Ollie’s contemplations were abruptly cut short as they seemed suddenly to jump right into the very maelstrom of battle.
In quick succession, as though by a time clock process, the Germans from their rearmost heavy guns had planted half a dozen highly destructive shells right into the ranks of the advancing Americans, and simultaneously, as they skirted what they thought an uninhabited wood, machine gun nests had opened up a devastating fire upon them.
It was not until later that they realized that their quick advance had brought them directly upon the rear guard of the German army which, encumbered as it was by the huge paraphernalia which it carried with it in its flight, could not move nearly so rapidly as did the pursuers.
The fighting was as bitter as any during the war, and over ground that already was littered with the bodies of dead Huns—victims of terrific shrapnel fire poured into their lines as they fled.
Every inch of ground was bitterly contested up to the point where the licked Germans saw it was useless to hold out further. To silence this fire it was necessary for the Americans to pick off the snipers and stalk and capture or demolish the machine gun nests. Bullets fell about them like hail.
Into the very thick of this Tom Walton and George Harper saw a man rush forth, rapidly set up a tripod on top of which was a black box affair, and start turning a crank.
He was a moving picture operator, officially designated with the American Expeditionary Forces and especially assigned with that brigade—one of scores of intrepid, courageous fellows who under circumstances of the greatest stress seemed to show the greatest calm. These were the men who were preserving to future generations the living, moving history of America’s participation in the World War, and a dozen times a day when the panorama of battle was swiftly moving they fearlessly and without the slightest evidence of outward concern, risked their lives in the performance of their duty.
Buck Granger once had remarked that this particular operator must bear a charmed life. Truly it had seemed so, for time and again the lads had seen him stand forth, motionless except for the regular rhythm of his right hand which turned the crank of the camera—a challenge and a target for every German sniper and machine gunner within range. And yet he had escaped, up to the present, without a scratch.

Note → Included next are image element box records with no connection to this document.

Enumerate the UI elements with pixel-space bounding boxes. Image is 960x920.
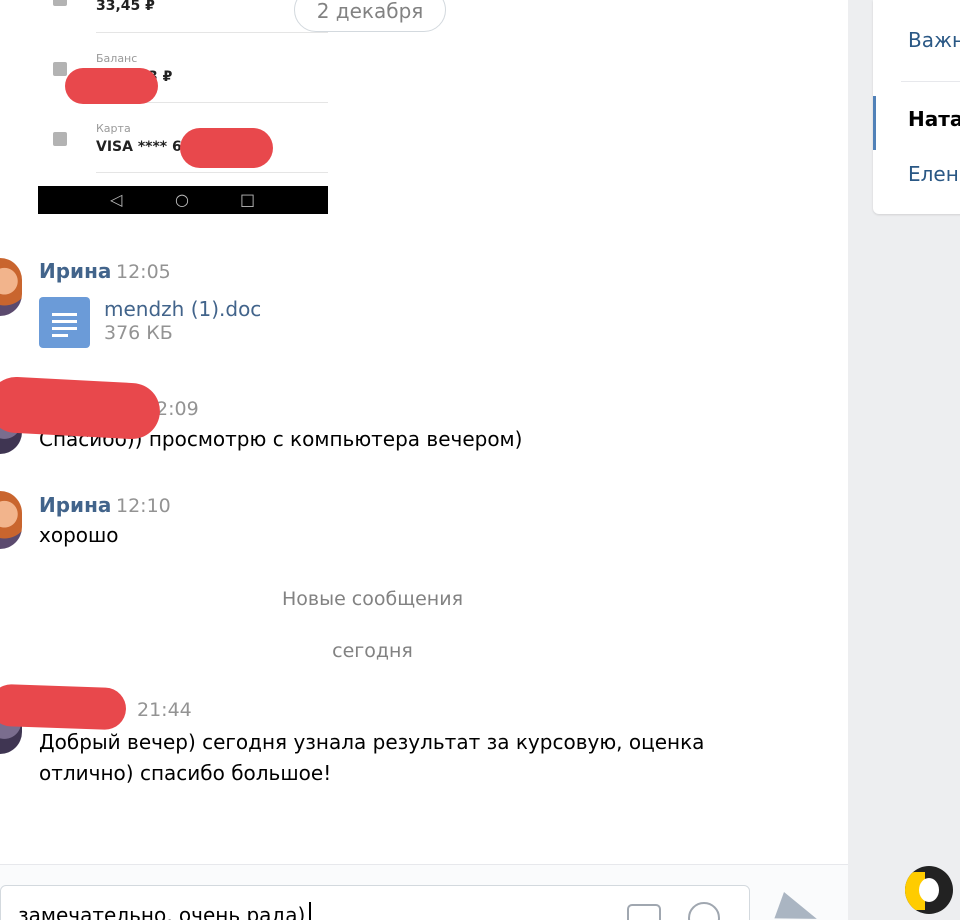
amount-value: 33,45 ₽ bbox=[96, 0, 155, 14]
message-text-line-2: отлично) спасибо большое! bbox=[39, 761, 332, 785]
avatar[interactable] bbox=[0, 258, 22, 316]
balance-icon bbox=[53, 62, 67, 76]
camera-icon[interactable] bbox=[627, 904, 661, 920]
message-text-line-1: Добрый вечер) сегодня узнала результат з… bbox=[39, 730, 705, 754]
message-text: хорошо bbox=[39, 523, 119, 547]
right-menu-separator bbox=[901, 81, 960, 82]
row-divider bbox=[96, 172, 328, 173]
list-icon bbox=[53, 0, 67, 6]
document-icon[interactable] bbox=[39, 297, 90, 348]
avatar[interactable] bbox=[0, 491, 22, 549]
date-pill: 2 декабря bbox=[294, 0, 446, 32]
logo-icon bbox=[905, 866, 953, 914]
card-label: Карта bbox=[96, 122, 131, 135]
message-author[interactable]: Ирина bbox=[39, 493, 111, 517]
redaction-mark bbox=[0, 375, 162, 441]
new-messages-divider: Новые сообщения bbox=[281, 588, 464, 610]
balance-label: Баланс bbox=[96, 52, 138, 65]
right-menu-item[interactable]: Важн bbox=[908, 28, 960, 52]
message-time[interactable]: 21:44 bbox=[137, 699, 192, 721]
back-icon: ◁ bbox=[110, 190, 123, 209]
active-indicator bbox=[873, 96, 876, 150]
right-menu: Важн Ната Елен bbox=[873, 0, 960, 214]
attachment-size: 376 КБ bbox=[104, 322, 173, 344]
row-divider bbox=[96, 32, 328, 33]
recents-icon: □ bbox=[240, 190, 256, 209]
message-author[interactable]: Ирина bbox=[39, 259, 111, 283]
redaction-mark bbox=[180, 128, 273, 168]
attached-screenshot[interactable]: 33,45 ₽ Баланс 3 ₽ Карта VISA **** 6 ◁ ○… bbox=[38, 0, 328, 214]
message-time[interactable]: 12:10 bbox=[116, 495, 171, 517]
android-navbar: ◁ ○ □ bbox=[38, 186, 328, 214]
text-caret bbox=[309, 902, 311, 920]
home-icon: ○ bbox=[175, 190, 189, 209]
card-icon bbox=[53, 132, 67, 146]
redaction-mark bbox=[0, 683, 127, 731]
message-time[interactable]: 2:09 bbox=[156, 398, 199, 420]
redaction-mark bbox=[65, 68, 158, 104]
message-time[interactable]: 12:05 bbox=[116, 261, 171, 283]
right-menu-item-active[interactable]: Ната bbox=[908, 107, 960, 131]
card-value: VISA **** 6 bbox=[96, 139, 182, 155]
attachment-name[interactable]: mendzh (1).doc bbox=[104, 297, 261, 321]
date-divider: сегодня bbox=[332, 640, 413, 662]
right-menu-item[interactable]: Елен bbox=[908, 162, 959, 186]
chat-history: 33,45 ₽ Баланс 3 ₽ Карта VISA **** 6 ◁ ○… bbox=[0, 0, 848, 920]
message-input-text[interactable]: замечательно, очень рада) bbox=[18, 903, 305, 920]
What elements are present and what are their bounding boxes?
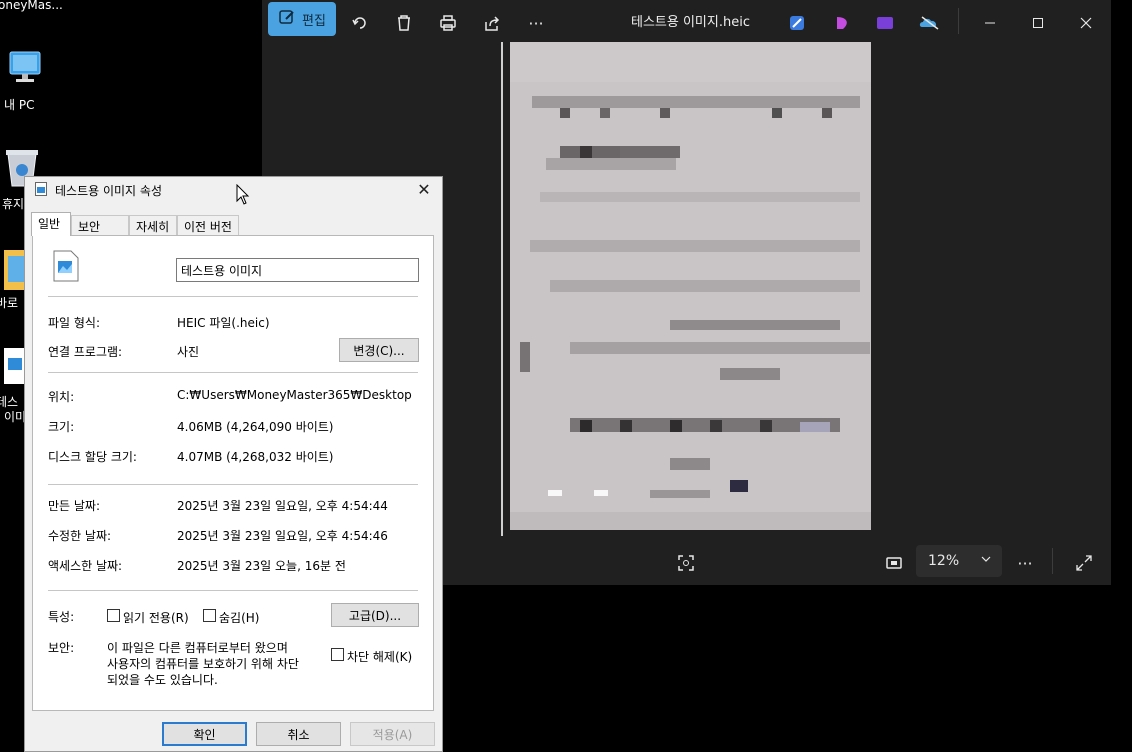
fullscreen-icon[interactable]	[1072, 548, 1096, 578]
actual-size-icon[interactable]	[882, 548, 906, 578]
accessed-label: 액세스한 날짜:	[48, 559, 123, 573]
size-value: 4.06MB (4,264,090 바이트)	[177, 420, 334, 434]
delete-icon[interactable]	[392, 8, 416, 38]
cancel-button[interactable]: 취소	[256, 722, 341, 746]
filmstrip-divider	[501, 42, 503, 536]
tab-security[interactable]: 보안	[71, 215, 129, 235]
mouse-cursor-icon	[236, 183, 250, 209]
file-type-icon	[53, 250, 79, 285]
zoom-dropdown[interactable]: 12%	[916, 545, 1002, 577]
share-icon[interactable]	[480, 8, 504, 38]
ok-button[interactable]: 확인	[162, 722, 247, 746]
more-options-bottom-button[interactable]: ···	[1012, 548, 1038, 578]
separator	[48, 484, 418, 485]
separator	[48, 296, 418, 297]
modified-label: 수정한 날짜:	[48, 529, 112, 543]
minimize-icon[interactable]	[978, 8, 1002, 38]
dialog-title: 테스트용 이미지 속성	[55, 184, 162, 198]
edit-button[interactable]: 편집	[268, 2, 336, 36]
accessed-value: 2025년 3월 23일 오늘, 16분 전	[177, 559, 346, 573]
security-text-line1: 이 파일은 다른 컴퓨터로부터 왔으며	[107, 641, 288, 655]
apply-button[interactable]: 적용(A)	[350, 722, 435, 746]
created-label: 만든 날짜:	[48, 499, 101, 513]
general-tab-panel: 파일 형식: HEIC 파일(.heic) 연결 프로그램: 사진 변경(C).…	[32, 235, 434, 711]
unblock-checkbox[interactable]	[331, 648, 344, 661]
viewer-title: 테스트용 이미지.heic	[631, 15, 750, 30]
tab-details[interactable]: 자세히	[129, 215, 177, 235]
size-label: 크기:	[48, 420, 75, 434]
security-text-line3: 되었을 수도 있습니다.	[107, 673, 218, 687]
security-label: 보안:	[48, 641, 75, 655]
properties-dialog: 테스트용 이미지 속성 ✕ 일반 보안 자세히 이전 버전 파일 형식: HEI…	[24, 176, 443, 752]
opens-with-label: 연결 프로그램:	[48, 345, 123, 359]
recycle-bin-label[interactable]: 휴지	[2, 195, 24, 212]
maximize-icon[interactable]	[1026, 8, 1050, 38]
scan-icon[interactable]	[674, 548, 698, 578]
location-label: 위치:	[48, 390, 75, 404]
file-type-value: HEIC 파일(.heic)	[177, 316, 270, 330]
security-text-line2: 사용자의 컴퓨터를 보호하기 위해 차단	[107, 657, 299, 671]
dialog-close-icon[interactable]: ✕	[412, 180, 436, 200]
disk-size-label: 디스크 할당 크기:	[48, 450, 137, 464]
this-pc-label[interactable]: 내 PC	[4, 96, 34, 113]
dialog-file-icon	[35, 182, 47, 199]
shortcut-label[interactable]: 바로	[0, 294, 18, 311]
tab-general[interactable]: 일반	[31, 212, 71, 236]
hidden-checkbox[interactable]	[203, 609, 216, 622]
advanced-button[interactable]: 고급(D)...	[331, 603, 419, 627]
close-icon[interactable]	[1074, 8, 1098, 38]
more-options-button[interactable]: ···	[524, 8, 548, 38]
unblock-label[interactable]: 차단 해제(K)	[347, 648, 412, 665]
designer-app-icon[interactable]	[786, 8, 808, 38]
opens-with-value: 사진	[177, 345, 200, 359]
print-icon[interactable]	[436, 8, 460, 38]
this-pc-icon[interactable]	[4, 48, 44, 92]
video-app-icon[interactable]	[874, 8, 896, 38]
file-label-line2[interactable]: 이미	[4, 408, 26, 425]
photo-image	[510, 42, 871, 530]
separator	[48, 590, 418, 591]
tab-previous-versions[interactable]: 이전 버전	[177, 215, 239, 235]
edit-label: 편집	[302, 13, 326, 29]
clipchamp-app-icon[interactable]	[832, 8, 854, 38]
onedrive-off-icon[interactable]	[918, 8, 942, 38]
separator	[48, 372, 418, 373]
hidden-label[interactable]: 숨김(H)	[219, 609, 259, 626]
desktop-item-label[interactable]: oneyMas...	[0, 0, 63, 12]
rotate-icon[interactable]	[348, 8, 372, 38]
readonly-label[interactable]: 읽기 전용(R)	[123, 609, 189, 626]
disk-size-value: 4.07MB (4,268,032 바이트)	[177, 450, 334, 464]
location-value: C:₩Users₩MoneyMaster365₩Desktop	[177, 388, 412, 402]
modified-value: 2025년 3월 23일 일요일, 오후 4:54:46	[177, 529, 388, 543]
filename-input[interactable]	[176, 258, 419, 282]
chevron-down-icon	[980, 553, 992, 569]
zoom-level: 12%	[928, 553, 960, 569]
file-type-label: 파일 형식:	[48, 316, 101, 330]
readonly-checkbox[interactable]	[107, 609, 120, 622]
created-value: 2025년 3월 23일 일요일, 오후 4:54:44	[177, 499, 388, 513]
edit-icon	[278, 8, 296, 30]
change-button[interactable]: 변경(C)...	[339, 338, 419, 362]
attributes-label: 특성:	[48, 610, 75, 624]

But here, for the time, the fire was more concentrated than either Tom Walton or George Harper ever had seen it before. An officer shouted to the movie operator to drop out of sight. But even if the latter heard, the warning came too late. A shower of bullets shattered and knocked over the camera, and in the same instant the operator himself pitched forward on his face. From where Tom lay he could see that the man did not move a muscle, after the first convulsion which followed his fall. He had been killed instantly.
Officers and men of the ranks were being picked off mercilessly as they crept forward to get within reach of the hidden machine guns. It was at this juncture that another branch of the service took a hand. It all showed, too, that the commanding officers were every instant in close touch with every changing development of the attack.